FRANKFURT (Reuters) - The German government is in talks with oil and gas producer Wintershall Dea after a media report that the company's Russian gas condensate production helps support the Russian war effort against Ukraine, a spokesperson said.
The German government spokesperson declined to comment on details of the media report in a regular government news conference on Monday but said Berlin was in talks with Wintershall.
The spokesperson added that Germany stood by Ukraine.
Asked for a comment, Wintershall Dea has pointed to its statement on Friday saying it rejected the accusations and reserved the right to consider legal action.
German magazine Spiegel and public broadcaster ZDF had reported on Friday that their investigations had shown that gas condensate produced in Russia by joint ventures between Wintershall Dea and Gazprom was processed into jet fuel, among other uses.
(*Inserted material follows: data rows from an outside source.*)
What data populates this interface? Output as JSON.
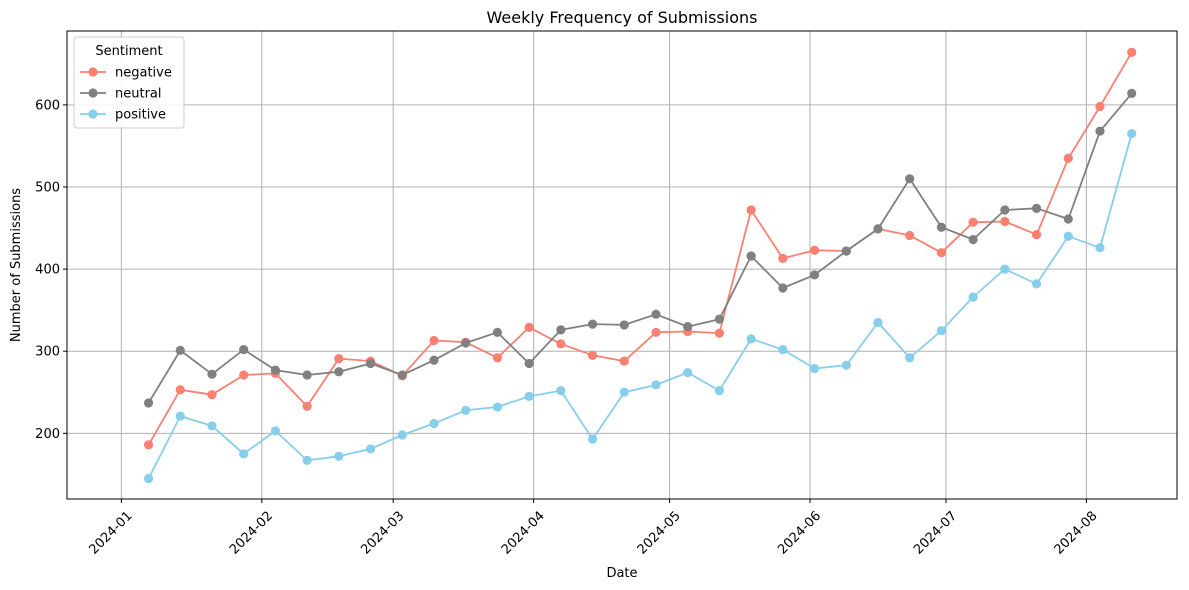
{
  "chart_data": {
    "type": "line",
    "title": "Weekly Frequency of Submissions",
    "xlabel": "Date",
    "ylabel": "Number of Submissions",
    "grid": true,
    "legend": {
      "title": "Sentiment",
      "placement": "top-left"
    },
    "x_ticks": [
      {
        "date": "2024-01-01",
        "label": "2024-01"
      },
      {
        "date": "2024-02-01",
        "label": "2024-02"
      },
      {
        "date": "2024-03-01",
        "label": "2024-03"
      },
      {
        "date": "2024-04-01",
        "label": "2024-04"
      },
      {
        "date": "2024-05-01",
        "label": "2024-05"
      },
      {
        "date": "2024-06-01",
        "label": "2024-06"
      },
      {
        "date": "2024-07-01",
        "label": "2024-07"
      },
      {
        "date": "2024-08-01",
        "label": "2024-08"
      }
    ],
    "xlim": [
      "2023-12-20",
      "2024-08-21"
    ],
    "ylim": [
      120,
      690
    ],
    "y_ticks": [
      200,
      300,
      400,
      500,
      600
    ],
    "x": [
      "2024-01-07",
      "2024-01-14",
      "2024-01-21",
      "2024-01-28",
      "2024-02-04",
      "2024-02-11",
      "2024-02-18",
      "2024-02-25",
      "2024-03-03",
      "2024-03-10",
      "2024-03-17",
      "2024-03-24",
      "2024-03-31",
      "2024-04-07",
      "2024-04-14",
      "2024-04-21",
      "2024-04-28",
      "2024-05-05",
      "2024-05-12",
      "2024-05-19",
      "2024-05-26",
      "2024-06-02",
      "2024-06-09",
      "2024-06-16",
      "2024-06-23",
      "2024-06-30",
      "2024-07-07",
      "2024-07-14",
      "2024-07-21",
      "2024-07-28",
      "2024-08-04",
      "2024-08-11"
    ],
    "series": [
      {
        "name": "negative",
        "color": "#fa8072",
        "values": [
          186,
          253,
          247,
          271,
          273,
          233,
          291,
          288,
          270,
          313,
          311,
          292,
          329,
          309,
          295,
          288,
          323,
          324,
          322,
          472,
          413,
          423,
          422,
          449,
          441,
          420,
          457,
          458,
          442,
          535,
          598,
          664
        ]
      },
      {
        "name": "neutral",
        "color": "#808080",
        "values": [
          237,
          301,
          272,
          302,
          277,
          271,
          275,
          285,
          271,
          289,
          310,
          323,
          285,
          326,
          333,
          332,
          345,
          330,
          339,
          416,
          377,
          393,
          422,
          449,
          510,
          451,
          436,
          472,
          474,
          461,
          568,
          614
        ]
      },
      {
        "name": "positive",
        "color": "#87ceeb",
        "values": [
          145,
          221,
          209,
          175,
          203,
          167,
          172,
          181,
          198,
          212,
          228,
          232,
          245,
          252,
          193,
          250,
          259,
          274,
          252,
          315,
          302,
          279,
          283,
          335,
          292,
          325,
          366,
          400,
          382,
          440,
          426,
          565
        ]
      }
    ]
  }
}
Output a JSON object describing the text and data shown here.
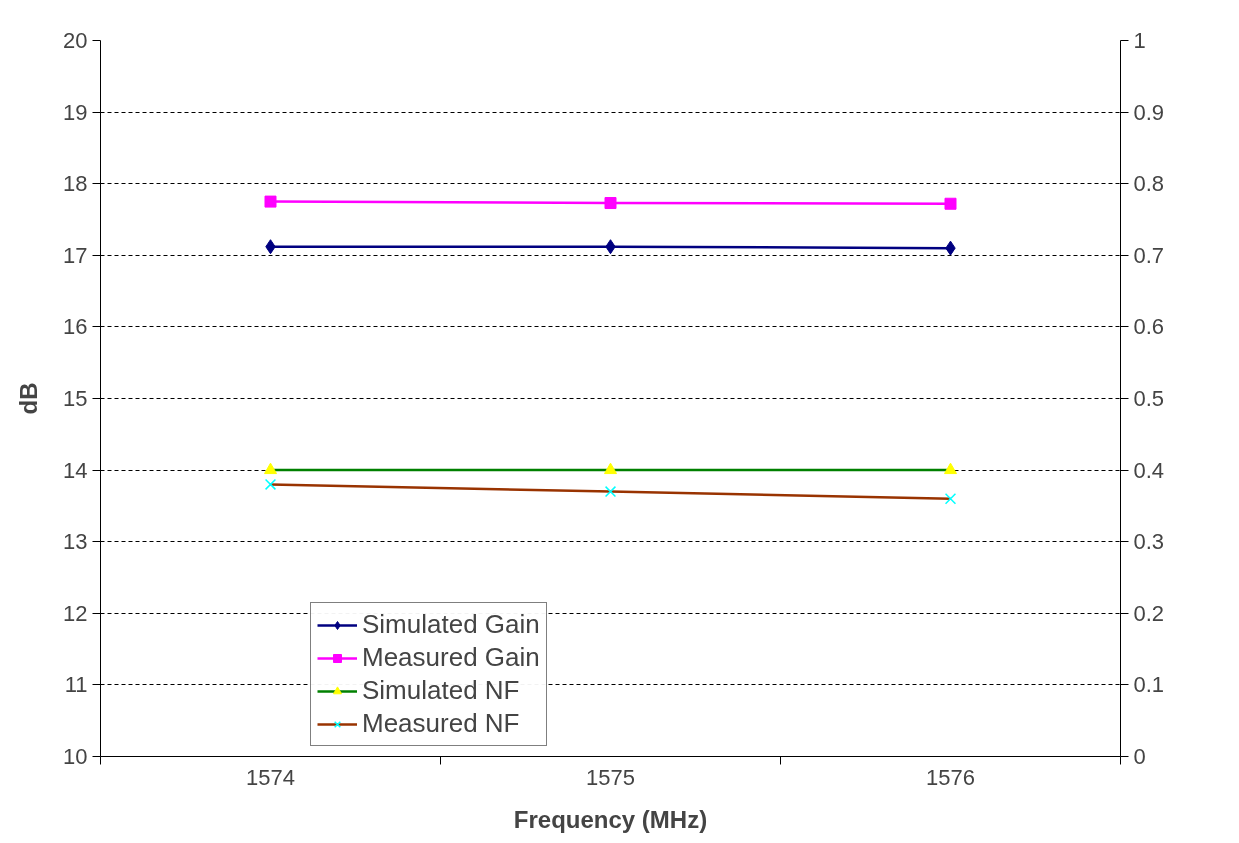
{
  "chart_data": {
    "type": "line",
    "xlabel": "Frequency (MHz)",
    "ylabel": "dB",
    "categories": [
      "1574",
      "1575",
      "1576"
    ],
    "series": [
      {
        "name": "Simulated Gain",
        "color": "#000080",
        "colors": [
          "#000080",
          "#000080",
          "#000080"
        ],
        "marker": "diamond",
        "values": [
          17.12,
          17.12,
          17.1
        ]
      },
      {
        "name": "Measured Gain",
        "color": "#ff00ff",
        "colors": [
          "#ff00ff",
          "#ff00ff",
          "#ff00ff"
        ],
        "marker": "square",
        "values": [
          17.75,
          17.73,
          17.72
        ]
      },
      {
        "name": "Simulated NF",
        "color": "#008000",
        "colors": [
          "#ffff00",
          "#ffff00",
          "#ffff00"
        ],
        "marker": "triangle",
        "values": [
          14.0,
          14.0,
          14.0
        ]
      },
      {
        "name": "Measured NF",
        "color": "#993300",
        "colors": [
          "#00ffff",
          "#00ffff",
          "#00ffff"
        ],
        "marker": "cross",
        "values": [
          13.8,
          13.7,
          13.6
        ]
      }
    ],
    "ylim": [
      10,
      20
    ],
    "yticks": [
      10,
      11,
      12,
      13,
      14,
      15,
      16,
      17,
      18,
      19,
      20
    ],
    "y2lim": [
      0,
      1
    ],
    "y2ticks": [
      0,
      0.1,
      0.2,
      0.3,
      0.4,
      0.5,
      0.6,
      0.7,
      0.8,
      0.9,
      1
    ],
    "grid": "y",
    "legend": "bottom"
  }
}
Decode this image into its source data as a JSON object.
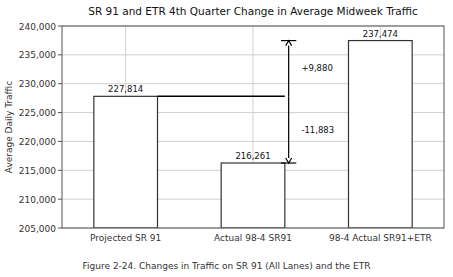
{
  "chart_data": {
    "type": "bar",
    "title": "SR 91 and ETR 4th Quarter Change in Average Midweek Traffic",
    "categories": [
      "Projected SR 91",
      "Actual 98-4 SR91",
      "98-4 Actual SR91+ETR"
    ],
    "values": [
      227814,
      216261,
      237474
    ],
    "value_labels": [
      "227,814",
      "216,261",
      "237,474"
    ],
    "data_labels": true,
    "color": "#ffffff",
    "ylabel": "Average Daily Traffic",
    "ylim": [
      205000,
      240000
    ],
    "yticks": [
      {
        "value": 205000,
        "label": "205,000"
      },
      {
        "value": 210000,
        "label": "210,000"
      },
      {
        "value": 215000,
        "label": "215,000"
      },
      {
        "value": 220000,
        "label": "220,000"
      },
      {
        "value": 225000,
        "label": "225,000"
      },
      {
        "value": 230000,
        "label": "230,000"
      },
      {
        "value": 235000,
        "label": "235,000"
      },
      {
        "value": 240000,
        "label": "240,000"
      }
    ],
    "grid": true,
    "annotations": [
      {
        "text": "+9,880"
      },
      {
        "text": "-11,883"
      }
    ],
    "caption": "Figure 2-24. Changes in Traffic on SR 91 (All Lanes) and the ETR"
  }
}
Citing a military expert, the outlets said the jet fuel delivered by Wintershall Dea to Gazprom could be used for military purposes.
"The accusation that condensate from the Achimov formation, which Wintershall Dea is involved in producing via joint ventures, is being used directly or conceivably even indirectly for the war of aggression is dishonest and untenable," Wintershall Chief Executive Mario Mehren said in its statement.
After Russia's invasion of Ukraine on Feb. 24, Wintershall Dea said it had stopped all new exploration projects and written off its participation in the Nord Stream 2 pipeline, but could not simply abandon its assets - while being unable to access the profit - as that would be a free gift to the Kremlin.
Leaving Russia was legally difficult as disposing of shares in companies there required Russian government approval, Mehren said in the note.
Wintershall Dea had no influence over gas and condensate deliveries from two joint ventures, Achimgaz and Achim Development, to Gazprom, but they were marketed mostly for petrochemical applications, it said.
The third joint venture, Severneftegazprom, does not produce gas condensate, it added.